Bolsonaro's irrepressible misogyny, except in recent weeks, creates a serious problem for him with women's suffrage. If only they voted, according to Datafolha, Lula would win by 11 points. Bolsonaro does not make up for it with his two point lead among men. The leftist imposes himself among the poor, blacks and mestizos and the extreme rightist, among the whites and those who earn more.

After the big skid in the polls in the first round with the president, added to that of four years ago, there is a climate of skepticism with the advantage, of about 6 points, now attributed to Lula.
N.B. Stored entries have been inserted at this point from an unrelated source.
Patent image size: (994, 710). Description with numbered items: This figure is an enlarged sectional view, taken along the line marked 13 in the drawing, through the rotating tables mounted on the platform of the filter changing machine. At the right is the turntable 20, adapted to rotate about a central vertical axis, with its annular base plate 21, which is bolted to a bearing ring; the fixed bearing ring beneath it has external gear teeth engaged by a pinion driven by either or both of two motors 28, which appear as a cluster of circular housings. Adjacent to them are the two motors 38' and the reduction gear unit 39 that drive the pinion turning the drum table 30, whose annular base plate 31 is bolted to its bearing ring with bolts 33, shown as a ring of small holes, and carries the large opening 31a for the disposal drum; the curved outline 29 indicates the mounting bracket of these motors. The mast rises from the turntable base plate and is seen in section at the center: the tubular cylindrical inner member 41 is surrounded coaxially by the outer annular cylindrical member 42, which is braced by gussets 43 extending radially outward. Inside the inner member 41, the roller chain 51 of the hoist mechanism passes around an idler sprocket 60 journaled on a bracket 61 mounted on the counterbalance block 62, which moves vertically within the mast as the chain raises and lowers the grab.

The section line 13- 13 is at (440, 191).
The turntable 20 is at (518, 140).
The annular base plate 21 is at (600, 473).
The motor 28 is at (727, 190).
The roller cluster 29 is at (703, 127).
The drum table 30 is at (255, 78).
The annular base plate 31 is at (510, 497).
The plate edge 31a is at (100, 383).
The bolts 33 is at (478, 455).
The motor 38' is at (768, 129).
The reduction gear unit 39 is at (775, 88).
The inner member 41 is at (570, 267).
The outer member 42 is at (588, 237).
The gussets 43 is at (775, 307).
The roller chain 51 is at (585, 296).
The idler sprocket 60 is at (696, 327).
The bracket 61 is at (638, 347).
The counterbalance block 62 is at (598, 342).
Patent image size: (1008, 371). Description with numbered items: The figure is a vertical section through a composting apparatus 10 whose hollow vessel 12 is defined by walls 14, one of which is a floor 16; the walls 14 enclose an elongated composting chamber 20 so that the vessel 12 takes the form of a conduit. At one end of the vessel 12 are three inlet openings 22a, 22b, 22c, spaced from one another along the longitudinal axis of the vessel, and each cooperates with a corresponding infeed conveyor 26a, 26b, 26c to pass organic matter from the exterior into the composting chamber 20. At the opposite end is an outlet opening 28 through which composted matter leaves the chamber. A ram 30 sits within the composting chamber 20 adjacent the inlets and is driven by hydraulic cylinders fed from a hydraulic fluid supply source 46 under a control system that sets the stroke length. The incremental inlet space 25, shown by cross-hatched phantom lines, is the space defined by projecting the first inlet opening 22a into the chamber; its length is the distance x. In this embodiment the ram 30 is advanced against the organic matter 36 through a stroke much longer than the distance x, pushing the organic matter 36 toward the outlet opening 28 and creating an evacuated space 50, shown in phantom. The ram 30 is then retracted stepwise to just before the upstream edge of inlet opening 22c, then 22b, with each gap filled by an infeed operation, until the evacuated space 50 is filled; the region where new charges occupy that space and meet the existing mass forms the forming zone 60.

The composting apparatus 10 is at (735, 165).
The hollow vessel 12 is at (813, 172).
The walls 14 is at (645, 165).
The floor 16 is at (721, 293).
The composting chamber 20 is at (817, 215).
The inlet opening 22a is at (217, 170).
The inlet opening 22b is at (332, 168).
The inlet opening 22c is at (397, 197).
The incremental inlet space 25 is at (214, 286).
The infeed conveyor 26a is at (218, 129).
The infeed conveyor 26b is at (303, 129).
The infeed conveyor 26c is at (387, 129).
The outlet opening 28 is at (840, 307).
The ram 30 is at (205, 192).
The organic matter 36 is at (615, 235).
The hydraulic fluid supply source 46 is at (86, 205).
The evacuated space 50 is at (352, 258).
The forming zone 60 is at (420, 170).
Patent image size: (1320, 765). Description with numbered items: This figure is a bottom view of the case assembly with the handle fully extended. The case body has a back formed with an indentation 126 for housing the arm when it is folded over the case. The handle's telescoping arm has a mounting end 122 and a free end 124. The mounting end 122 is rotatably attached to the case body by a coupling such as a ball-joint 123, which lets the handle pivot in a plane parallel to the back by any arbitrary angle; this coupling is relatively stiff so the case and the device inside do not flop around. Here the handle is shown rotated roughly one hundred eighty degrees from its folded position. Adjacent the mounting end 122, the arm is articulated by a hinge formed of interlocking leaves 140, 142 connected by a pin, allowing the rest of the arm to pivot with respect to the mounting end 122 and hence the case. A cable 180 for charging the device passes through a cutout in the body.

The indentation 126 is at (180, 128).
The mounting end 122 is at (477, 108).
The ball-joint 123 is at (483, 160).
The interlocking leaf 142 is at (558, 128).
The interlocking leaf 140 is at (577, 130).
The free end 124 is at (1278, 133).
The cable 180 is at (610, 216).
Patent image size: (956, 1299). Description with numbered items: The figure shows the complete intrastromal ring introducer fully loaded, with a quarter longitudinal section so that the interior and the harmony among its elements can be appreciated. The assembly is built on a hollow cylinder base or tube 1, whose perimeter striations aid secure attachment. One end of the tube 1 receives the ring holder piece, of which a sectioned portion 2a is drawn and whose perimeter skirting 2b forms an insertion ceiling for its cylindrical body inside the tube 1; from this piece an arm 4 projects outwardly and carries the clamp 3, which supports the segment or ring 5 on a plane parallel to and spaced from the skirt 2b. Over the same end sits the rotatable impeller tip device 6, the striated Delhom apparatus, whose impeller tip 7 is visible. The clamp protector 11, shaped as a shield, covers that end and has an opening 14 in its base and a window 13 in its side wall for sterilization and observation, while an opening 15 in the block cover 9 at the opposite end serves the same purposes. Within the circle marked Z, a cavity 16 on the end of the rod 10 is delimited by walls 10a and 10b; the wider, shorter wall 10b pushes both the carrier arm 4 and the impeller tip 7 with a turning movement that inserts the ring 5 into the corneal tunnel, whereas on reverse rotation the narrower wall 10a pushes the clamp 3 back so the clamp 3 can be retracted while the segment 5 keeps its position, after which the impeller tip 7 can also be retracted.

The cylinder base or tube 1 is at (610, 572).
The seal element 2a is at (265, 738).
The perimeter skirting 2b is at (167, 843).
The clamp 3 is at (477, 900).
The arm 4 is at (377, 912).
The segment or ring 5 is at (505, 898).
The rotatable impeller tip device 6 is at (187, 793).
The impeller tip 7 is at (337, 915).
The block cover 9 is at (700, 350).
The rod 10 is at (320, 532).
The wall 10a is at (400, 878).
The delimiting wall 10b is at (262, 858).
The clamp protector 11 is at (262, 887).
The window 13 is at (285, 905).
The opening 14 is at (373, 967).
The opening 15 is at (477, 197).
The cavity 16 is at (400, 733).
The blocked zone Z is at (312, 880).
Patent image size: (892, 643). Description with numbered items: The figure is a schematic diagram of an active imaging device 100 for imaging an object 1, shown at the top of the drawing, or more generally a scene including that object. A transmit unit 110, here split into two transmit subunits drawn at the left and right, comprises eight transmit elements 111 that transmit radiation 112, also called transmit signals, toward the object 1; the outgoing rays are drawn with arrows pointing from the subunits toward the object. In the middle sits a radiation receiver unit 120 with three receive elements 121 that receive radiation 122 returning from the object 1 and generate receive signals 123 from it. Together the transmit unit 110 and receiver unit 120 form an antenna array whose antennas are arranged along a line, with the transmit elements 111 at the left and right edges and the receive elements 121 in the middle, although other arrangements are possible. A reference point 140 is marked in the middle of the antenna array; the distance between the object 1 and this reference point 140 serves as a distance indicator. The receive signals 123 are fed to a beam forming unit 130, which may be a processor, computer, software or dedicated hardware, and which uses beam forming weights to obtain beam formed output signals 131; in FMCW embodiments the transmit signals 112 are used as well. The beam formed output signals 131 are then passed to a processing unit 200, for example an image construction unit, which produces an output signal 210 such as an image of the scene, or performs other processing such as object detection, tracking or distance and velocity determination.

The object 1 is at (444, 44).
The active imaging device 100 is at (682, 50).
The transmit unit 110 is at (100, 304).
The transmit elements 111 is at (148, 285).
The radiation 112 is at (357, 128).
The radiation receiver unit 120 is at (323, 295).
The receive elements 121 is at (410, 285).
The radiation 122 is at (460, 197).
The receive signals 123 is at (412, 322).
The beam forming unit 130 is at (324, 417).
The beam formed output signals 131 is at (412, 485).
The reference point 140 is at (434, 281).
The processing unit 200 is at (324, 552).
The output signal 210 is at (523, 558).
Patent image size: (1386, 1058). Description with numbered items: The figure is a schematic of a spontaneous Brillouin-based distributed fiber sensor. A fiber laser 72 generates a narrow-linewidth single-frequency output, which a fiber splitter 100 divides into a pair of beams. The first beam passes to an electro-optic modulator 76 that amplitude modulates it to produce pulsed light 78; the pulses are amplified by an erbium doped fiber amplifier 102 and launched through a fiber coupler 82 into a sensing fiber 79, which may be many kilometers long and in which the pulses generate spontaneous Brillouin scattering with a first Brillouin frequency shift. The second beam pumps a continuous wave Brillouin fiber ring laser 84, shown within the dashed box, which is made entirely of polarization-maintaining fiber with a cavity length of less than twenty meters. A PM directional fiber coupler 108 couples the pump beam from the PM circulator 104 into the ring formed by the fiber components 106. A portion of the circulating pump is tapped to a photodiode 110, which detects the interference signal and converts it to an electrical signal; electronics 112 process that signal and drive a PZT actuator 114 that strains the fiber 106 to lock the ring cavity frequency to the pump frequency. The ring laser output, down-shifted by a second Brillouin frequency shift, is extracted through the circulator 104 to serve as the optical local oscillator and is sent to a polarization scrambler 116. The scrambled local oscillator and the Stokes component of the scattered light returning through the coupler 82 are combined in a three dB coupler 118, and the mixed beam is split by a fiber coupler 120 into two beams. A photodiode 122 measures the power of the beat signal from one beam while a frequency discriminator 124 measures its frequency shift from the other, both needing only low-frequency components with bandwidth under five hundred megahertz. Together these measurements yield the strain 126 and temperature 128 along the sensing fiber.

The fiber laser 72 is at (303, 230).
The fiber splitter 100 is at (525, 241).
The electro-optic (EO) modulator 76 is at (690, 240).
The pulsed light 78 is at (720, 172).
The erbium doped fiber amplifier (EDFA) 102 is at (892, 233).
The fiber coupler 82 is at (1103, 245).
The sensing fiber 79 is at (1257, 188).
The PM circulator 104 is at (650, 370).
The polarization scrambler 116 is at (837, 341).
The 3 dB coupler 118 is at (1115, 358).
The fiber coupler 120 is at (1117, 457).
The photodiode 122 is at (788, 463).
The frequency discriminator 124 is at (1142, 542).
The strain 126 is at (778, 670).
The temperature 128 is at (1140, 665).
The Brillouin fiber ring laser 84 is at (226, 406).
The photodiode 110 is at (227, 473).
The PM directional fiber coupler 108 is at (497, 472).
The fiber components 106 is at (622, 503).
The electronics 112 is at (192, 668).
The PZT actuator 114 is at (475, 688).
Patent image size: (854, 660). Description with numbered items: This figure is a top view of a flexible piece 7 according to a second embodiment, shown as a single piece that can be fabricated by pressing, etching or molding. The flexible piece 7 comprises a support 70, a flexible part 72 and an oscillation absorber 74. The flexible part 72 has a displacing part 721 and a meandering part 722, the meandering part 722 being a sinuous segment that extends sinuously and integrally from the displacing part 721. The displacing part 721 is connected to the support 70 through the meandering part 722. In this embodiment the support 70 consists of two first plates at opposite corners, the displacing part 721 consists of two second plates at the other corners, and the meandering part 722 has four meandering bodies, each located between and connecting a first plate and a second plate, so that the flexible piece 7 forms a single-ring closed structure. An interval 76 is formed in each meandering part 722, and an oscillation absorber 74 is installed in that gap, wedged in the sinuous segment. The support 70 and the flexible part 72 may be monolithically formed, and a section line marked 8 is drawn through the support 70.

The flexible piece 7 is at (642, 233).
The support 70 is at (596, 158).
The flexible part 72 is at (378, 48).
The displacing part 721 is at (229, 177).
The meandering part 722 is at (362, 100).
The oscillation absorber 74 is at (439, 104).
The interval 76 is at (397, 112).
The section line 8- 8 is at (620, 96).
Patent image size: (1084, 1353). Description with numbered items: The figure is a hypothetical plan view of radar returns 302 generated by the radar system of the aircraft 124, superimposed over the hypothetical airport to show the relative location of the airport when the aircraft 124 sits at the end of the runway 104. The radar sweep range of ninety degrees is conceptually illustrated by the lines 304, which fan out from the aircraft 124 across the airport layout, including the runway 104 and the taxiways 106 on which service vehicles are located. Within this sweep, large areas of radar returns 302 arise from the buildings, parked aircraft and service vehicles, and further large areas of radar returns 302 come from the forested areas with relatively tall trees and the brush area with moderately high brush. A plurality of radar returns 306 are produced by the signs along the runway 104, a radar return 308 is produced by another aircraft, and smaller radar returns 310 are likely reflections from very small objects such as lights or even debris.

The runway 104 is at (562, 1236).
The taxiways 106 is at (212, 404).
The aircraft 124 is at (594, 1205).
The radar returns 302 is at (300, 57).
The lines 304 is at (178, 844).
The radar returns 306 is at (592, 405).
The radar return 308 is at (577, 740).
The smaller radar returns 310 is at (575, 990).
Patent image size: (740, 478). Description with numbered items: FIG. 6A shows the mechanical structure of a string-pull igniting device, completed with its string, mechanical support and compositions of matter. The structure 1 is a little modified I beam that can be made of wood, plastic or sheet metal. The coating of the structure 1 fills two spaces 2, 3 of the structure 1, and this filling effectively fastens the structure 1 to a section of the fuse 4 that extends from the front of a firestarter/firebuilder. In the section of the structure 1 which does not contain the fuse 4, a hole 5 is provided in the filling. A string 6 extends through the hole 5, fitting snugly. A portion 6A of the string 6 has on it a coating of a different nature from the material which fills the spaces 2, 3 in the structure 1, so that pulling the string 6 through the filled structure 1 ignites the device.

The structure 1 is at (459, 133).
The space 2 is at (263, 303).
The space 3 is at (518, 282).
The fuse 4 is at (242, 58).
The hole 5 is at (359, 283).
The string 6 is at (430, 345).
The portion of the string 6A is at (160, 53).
If he wins, in addition to the outgoing president transferring power to him, his big political problem will be the risk of impeachment, of removal, by a very right-wing Congress, which has already brought down two presidents since 1989. If Bolsonaro wins, the big issue will be democratic involution.

He has already threatened to increase the number of Supreme Court judges by four, which he would appoint, as the military dictatorship did. Thus he could undertake an emptying of democracy, perhaps in the style of Fujimori's Peru. It is a dramatic election, between two candidates with a high social rejection. Since the dictatorship, the president has always achieved re-election, which would favor Bolsonaro. But he always won the one who prevailed in the first round, which was Lula.